To make things even more dramatic, Osiris’s lawful wife Isis is the one who rescued and raised him as her own…
…like an ancient Egyptian soap opera!
As her adopted son, Anubis was a protector (like a watch-dog) to Isis. He also assisted in putting together the body of Osiris for a resurrection.
In other myths he was the son of Ra or Set, with the same mother Nephthys.
His wife or consort is the goddess Anput, which (because of the suffix “t”) is the feminine version of his ancient Egyptian name Anpu.
He has a daughter named Kebechet, the goddess of the embalming fluid.
Unlike many other Egyptian Gods and Goddesses, Anubis was not a shape-shifter.
He kept his usual form and roles pretty much the same throughout the span of ancient Egyptian mythology.
Egyptian God Anubis – God of Death
His main function is caring for the bodies of the recently deceased. He greeted the dead into the underworld, and helped in the embalming and mummification process. This is the reason why the priests that embalmed the dead wore jackal masks. They were his representatives.

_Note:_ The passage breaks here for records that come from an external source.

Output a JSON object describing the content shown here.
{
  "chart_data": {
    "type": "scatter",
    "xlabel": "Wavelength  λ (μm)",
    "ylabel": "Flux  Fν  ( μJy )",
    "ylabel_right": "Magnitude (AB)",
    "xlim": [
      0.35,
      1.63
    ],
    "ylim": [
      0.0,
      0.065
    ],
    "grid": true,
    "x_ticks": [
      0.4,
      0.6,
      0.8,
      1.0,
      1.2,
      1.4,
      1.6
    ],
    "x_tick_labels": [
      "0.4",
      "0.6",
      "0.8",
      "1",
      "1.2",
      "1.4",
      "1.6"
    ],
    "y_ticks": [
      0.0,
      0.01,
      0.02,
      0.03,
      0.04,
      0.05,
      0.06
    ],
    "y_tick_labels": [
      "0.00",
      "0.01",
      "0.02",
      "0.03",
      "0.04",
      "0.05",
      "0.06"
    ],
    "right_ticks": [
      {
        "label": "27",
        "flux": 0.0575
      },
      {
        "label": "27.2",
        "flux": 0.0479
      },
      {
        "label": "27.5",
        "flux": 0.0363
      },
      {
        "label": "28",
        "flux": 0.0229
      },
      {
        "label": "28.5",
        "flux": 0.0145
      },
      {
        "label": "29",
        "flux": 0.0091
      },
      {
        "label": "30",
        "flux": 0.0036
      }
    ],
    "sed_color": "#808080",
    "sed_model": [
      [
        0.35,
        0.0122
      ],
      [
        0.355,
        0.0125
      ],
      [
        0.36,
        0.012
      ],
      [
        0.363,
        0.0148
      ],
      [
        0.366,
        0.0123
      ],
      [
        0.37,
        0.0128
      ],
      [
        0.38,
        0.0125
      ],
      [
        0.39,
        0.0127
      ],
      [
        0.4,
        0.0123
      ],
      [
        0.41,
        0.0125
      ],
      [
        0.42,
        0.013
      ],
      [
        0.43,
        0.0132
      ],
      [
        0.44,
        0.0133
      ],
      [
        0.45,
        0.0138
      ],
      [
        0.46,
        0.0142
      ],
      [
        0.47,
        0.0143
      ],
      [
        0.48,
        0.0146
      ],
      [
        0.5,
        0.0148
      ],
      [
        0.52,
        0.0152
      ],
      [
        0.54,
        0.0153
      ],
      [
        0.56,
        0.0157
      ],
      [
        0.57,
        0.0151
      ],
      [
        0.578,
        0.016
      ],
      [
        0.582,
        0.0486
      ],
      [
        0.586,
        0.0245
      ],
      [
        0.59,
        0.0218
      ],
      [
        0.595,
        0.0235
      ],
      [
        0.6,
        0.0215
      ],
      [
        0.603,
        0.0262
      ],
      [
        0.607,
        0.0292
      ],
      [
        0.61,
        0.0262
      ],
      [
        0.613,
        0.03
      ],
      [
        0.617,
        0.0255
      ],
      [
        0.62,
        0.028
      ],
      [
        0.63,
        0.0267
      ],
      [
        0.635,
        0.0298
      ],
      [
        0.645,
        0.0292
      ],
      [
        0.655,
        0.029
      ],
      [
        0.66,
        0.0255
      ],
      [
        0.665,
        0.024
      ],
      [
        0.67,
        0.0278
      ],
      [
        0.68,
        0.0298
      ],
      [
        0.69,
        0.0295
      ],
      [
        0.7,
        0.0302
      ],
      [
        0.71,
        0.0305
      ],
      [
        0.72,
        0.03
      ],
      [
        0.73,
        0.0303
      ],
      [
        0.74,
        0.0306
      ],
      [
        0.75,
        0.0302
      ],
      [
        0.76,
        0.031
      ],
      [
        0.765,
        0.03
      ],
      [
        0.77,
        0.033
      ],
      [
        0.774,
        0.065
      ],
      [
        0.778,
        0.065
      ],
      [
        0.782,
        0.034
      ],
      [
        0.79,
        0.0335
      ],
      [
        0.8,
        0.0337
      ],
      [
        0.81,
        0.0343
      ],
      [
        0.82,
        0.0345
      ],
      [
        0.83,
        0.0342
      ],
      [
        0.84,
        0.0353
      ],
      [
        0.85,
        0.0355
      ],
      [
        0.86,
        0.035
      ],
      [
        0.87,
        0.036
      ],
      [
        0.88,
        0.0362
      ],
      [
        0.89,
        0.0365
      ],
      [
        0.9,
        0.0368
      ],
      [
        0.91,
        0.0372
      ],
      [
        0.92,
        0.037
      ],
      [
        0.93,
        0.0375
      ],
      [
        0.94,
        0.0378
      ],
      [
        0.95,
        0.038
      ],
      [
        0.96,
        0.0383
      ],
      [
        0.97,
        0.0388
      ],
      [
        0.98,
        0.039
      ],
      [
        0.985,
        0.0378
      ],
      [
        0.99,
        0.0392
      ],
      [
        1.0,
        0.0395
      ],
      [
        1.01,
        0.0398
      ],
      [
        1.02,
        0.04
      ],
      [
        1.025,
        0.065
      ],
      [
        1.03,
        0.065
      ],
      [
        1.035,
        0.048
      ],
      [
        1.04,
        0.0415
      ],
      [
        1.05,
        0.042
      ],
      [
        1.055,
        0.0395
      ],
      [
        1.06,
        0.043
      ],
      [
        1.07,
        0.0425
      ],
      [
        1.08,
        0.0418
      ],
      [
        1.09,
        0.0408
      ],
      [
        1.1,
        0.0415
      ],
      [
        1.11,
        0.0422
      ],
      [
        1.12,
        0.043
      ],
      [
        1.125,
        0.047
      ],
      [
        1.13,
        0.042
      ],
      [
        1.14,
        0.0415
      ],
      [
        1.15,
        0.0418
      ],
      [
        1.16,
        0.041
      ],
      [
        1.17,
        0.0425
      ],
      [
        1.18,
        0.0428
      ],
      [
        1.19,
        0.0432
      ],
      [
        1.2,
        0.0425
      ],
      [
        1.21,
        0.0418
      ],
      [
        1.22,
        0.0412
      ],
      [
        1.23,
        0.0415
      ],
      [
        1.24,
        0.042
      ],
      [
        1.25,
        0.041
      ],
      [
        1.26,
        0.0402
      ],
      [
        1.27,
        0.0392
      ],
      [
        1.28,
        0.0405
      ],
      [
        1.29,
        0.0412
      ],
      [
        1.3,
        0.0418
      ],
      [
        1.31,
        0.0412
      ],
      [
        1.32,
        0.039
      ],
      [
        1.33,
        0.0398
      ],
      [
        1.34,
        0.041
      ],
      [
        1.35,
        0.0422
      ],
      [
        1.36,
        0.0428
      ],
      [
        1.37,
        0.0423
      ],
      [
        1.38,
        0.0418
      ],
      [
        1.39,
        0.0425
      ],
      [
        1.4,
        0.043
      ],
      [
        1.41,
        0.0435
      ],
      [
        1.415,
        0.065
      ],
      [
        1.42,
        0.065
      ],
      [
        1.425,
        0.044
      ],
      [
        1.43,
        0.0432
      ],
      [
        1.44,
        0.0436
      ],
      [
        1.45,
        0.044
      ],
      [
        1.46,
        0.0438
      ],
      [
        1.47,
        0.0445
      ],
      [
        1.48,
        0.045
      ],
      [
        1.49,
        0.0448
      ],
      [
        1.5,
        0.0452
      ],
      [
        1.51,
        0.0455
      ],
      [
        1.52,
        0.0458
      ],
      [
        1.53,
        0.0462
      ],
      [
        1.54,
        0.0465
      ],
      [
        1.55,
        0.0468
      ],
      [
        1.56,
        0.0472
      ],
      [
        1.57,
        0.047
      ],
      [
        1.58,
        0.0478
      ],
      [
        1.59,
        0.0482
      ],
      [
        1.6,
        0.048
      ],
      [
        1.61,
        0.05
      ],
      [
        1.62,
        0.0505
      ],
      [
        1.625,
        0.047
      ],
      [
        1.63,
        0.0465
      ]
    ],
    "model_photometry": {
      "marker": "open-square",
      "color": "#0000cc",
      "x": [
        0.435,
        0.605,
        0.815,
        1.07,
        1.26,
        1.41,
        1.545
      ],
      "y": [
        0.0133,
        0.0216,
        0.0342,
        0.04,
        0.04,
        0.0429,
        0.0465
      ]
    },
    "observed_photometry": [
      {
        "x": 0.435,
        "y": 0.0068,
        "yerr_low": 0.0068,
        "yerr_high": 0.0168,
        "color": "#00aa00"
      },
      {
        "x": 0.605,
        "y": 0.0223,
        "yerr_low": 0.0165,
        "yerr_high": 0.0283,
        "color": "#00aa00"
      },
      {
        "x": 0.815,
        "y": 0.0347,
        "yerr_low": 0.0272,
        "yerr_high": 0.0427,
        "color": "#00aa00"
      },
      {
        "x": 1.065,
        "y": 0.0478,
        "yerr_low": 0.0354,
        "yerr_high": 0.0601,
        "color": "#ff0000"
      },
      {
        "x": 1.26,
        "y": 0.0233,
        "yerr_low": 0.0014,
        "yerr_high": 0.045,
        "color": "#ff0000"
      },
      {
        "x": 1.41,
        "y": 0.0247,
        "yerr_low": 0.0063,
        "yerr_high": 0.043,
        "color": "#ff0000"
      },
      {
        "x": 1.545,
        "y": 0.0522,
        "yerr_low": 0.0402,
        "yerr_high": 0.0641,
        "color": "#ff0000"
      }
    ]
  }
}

He was one of the judges of the Weighing of the Heart Ceremony, where he would check the scales for the outcome – if the heart of the deceased was found to be heavier than Maat’s feather of truth, the heart would be devoured by the demon Ammit and the deceased would not enter into the afterlife.
A priest wearing an Anubis mask supported a mummy to keep it upright during the Opening of the Mouth Ceremony, which was performed to help the deceased regain the ability to breathe, eat, speak, see, drink, and hear in the afterlife.
Anubis was worshiped throughout ancient Egypt, painted on tomb and temple walls, and carved into so many beautiful statues. His cult center was Lycopolis (“City of the Wolf” in Greek) and Cynopolis (City of the Dog in Greek).
One of the most beautiful representations you can see for him is his statue in the Cairo Museum, part of King Tutankhamun’s collection.
He is also very present in the Book of the Dead and many other papyri.